Grief and Death: The Final RIP-off

As some readers may remember, my much-loved Grandad, Grandad Lush, passed away earlier this year. On the 26th September, it will be six months since he died, and to have spent half a year without him already, having had him in my life for 38 years, is still unfathomable to me.

Grief is such a strange and personal thing. Such a hollow of mixed emotions and desolate loss, yet it is also a place from which to appreciate the astounding truth that we are all actually here, and that so many have been before us, and so many are yet to come.
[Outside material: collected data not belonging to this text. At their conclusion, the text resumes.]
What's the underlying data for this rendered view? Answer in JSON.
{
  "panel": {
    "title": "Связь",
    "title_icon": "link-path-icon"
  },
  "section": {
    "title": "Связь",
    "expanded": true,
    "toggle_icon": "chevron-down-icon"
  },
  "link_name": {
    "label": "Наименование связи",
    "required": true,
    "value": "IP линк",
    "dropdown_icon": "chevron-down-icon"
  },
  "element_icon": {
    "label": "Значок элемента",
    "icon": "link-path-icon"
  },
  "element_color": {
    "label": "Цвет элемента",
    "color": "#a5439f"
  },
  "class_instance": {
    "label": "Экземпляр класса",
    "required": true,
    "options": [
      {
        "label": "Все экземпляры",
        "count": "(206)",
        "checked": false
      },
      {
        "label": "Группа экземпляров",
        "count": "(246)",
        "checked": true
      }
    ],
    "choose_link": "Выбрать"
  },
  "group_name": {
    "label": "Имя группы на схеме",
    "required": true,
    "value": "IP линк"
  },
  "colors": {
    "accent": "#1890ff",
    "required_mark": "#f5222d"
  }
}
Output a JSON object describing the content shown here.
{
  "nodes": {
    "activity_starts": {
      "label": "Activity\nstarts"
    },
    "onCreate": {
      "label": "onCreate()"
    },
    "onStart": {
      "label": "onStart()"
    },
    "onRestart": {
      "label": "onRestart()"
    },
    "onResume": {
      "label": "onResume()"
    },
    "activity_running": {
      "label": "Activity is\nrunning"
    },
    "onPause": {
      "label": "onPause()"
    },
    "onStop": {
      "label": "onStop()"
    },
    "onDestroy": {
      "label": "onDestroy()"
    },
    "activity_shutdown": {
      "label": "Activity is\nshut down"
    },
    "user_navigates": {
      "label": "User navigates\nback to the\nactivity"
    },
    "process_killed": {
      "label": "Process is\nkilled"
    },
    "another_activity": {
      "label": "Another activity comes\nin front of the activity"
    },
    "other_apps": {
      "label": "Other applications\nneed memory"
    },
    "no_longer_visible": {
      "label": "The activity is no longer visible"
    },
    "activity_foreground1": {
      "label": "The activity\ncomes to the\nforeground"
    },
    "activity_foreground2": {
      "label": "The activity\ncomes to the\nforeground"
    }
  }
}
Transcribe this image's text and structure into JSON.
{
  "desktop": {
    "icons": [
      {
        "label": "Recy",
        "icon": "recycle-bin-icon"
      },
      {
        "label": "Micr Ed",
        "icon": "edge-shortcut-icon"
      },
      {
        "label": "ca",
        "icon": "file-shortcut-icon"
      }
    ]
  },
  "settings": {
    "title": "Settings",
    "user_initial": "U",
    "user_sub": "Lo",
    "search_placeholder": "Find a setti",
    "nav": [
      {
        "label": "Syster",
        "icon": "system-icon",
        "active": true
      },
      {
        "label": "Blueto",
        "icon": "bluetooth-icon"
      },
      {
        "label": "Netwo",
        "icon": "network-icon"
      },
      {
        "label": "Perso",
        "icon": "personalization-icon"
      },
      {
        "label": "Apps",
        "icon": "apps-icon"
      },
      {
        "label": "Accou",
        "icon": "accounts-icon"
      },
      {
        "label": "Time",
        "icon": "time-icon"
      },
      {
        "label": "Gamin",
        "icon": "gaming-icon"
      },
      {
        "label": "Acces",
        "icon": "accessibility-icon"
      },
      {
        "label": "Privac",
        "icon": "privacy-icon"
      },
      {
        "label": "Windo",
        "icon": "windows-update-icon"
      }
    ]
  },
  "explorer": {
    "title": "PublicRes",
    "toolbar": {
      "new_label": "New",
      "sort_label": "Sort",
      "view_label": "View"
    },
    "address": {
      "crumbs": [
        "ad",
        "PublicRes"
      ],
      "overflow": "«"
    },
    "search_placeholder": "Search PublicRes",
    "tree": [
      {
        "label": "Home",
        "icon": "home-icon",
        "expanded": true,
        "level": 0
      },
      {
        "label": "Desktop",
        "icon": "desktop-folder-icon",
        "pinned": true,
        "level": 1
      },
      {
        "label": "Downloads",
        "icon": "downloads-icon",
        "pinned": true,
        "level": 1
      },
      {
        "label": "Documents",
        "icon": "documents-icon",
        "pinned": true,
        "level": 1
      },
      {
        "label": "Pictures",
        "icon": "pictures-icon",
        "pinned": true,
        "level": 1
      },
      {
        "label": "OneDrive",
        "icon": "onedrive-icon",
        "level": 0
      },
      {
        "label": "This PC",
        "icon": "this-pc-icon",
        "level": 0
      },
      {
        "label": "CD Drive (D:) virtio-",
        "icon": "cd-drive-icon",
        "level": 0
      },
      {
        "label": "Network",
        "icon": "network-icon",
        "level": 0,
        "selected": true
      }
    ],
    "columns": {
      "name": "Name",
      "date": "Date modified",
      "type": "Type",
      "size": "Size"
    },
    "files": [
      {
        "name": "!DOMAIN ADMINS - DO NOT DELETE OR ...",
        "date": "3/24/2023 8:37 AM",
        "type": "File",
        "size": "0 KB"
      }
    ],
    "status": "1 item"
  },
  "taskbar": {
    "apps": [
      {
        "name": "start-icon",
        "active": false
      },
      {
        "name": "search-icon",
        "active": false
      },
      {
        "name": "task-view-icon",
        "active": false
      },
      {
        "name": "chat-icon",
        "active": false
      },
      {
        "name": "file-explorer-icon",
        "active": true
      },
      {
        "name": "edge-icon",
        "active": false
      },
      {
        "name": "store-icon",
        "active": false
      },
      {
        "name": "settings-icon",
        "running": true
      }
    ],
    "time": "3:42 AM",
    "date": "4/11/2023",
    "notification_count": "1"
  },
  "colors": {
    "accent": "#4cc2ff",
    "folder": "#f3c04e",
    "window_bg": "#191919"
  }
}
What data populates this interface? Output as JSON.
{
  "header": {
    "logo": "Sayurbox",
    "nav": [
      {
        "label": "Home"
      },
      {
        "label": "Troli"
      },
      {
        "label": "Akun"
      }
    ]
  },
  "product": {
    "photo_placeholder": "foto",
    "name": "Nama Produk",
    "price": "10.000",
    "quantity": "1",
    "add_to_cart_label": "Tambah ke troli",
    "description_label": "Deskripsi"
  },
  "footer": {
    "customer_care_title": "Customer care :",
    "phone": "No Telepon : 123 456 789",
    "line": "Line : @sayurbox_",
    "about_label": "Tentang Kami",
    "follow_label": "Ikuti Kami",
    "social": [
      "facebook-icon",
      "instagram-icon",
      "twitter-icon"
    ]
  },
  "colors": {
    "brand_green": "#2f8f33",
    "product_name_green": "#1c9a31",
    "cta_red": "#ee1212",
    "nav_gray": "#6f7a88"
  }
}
Often, once the funeral is over and the flowers have died, we forget that, for the loved ones, the grieving is only just beginning. The smallest of things will remind you of the person who has died, and the minutiae of the day can sometimes bowl us over in its ability to throw our grief back into our re-adjusting faces.

Other people often find it hard to know what to say, and others find it very hard to know how to act. But really, if you’re faced with a grieving friend, then just be human. Be kind, be patient, and be gentle.

After my father died when I was 12, my grandad became, to all intents and purposes, my second father. Subsequently, I have also had to deal with all of the admin of death, and those practicalities are both huge and daunting, but also a strange reminder that life goes on.

The sheer cost of dying is astounding, but seeing as my grandad once told me that he didn’t much care if he was tucked in a bin bag, I was able to feel no guilt at not going over-board on the funeral arrangements. But even a basic death is, in essence, the final RIP-off.

For example, I am now the owner of the grave plot that contains my dad, my grandma, and now Grandad Lush. This was transferred to my name, for which I had to pay the not too pricey, but still cheeky, sum of £30. I also paid to have the headstone taken up before burial, and to have said stone in storage. Today, I received a letter saying that once the headstone is engraved and replaced, the council will charge me £102 simply because the stone has had a bit of extra engraving placed upon it. This seems utterly incomprehensible, and doesn’t include the other £900 for the actual engraving and re-sprucing of the stone. I even coughed up a non-voluntary gratuity for the gravedigger.

But hey, just as Sinatra sang at Grandad’s funeral, that’s life. Or rather, death.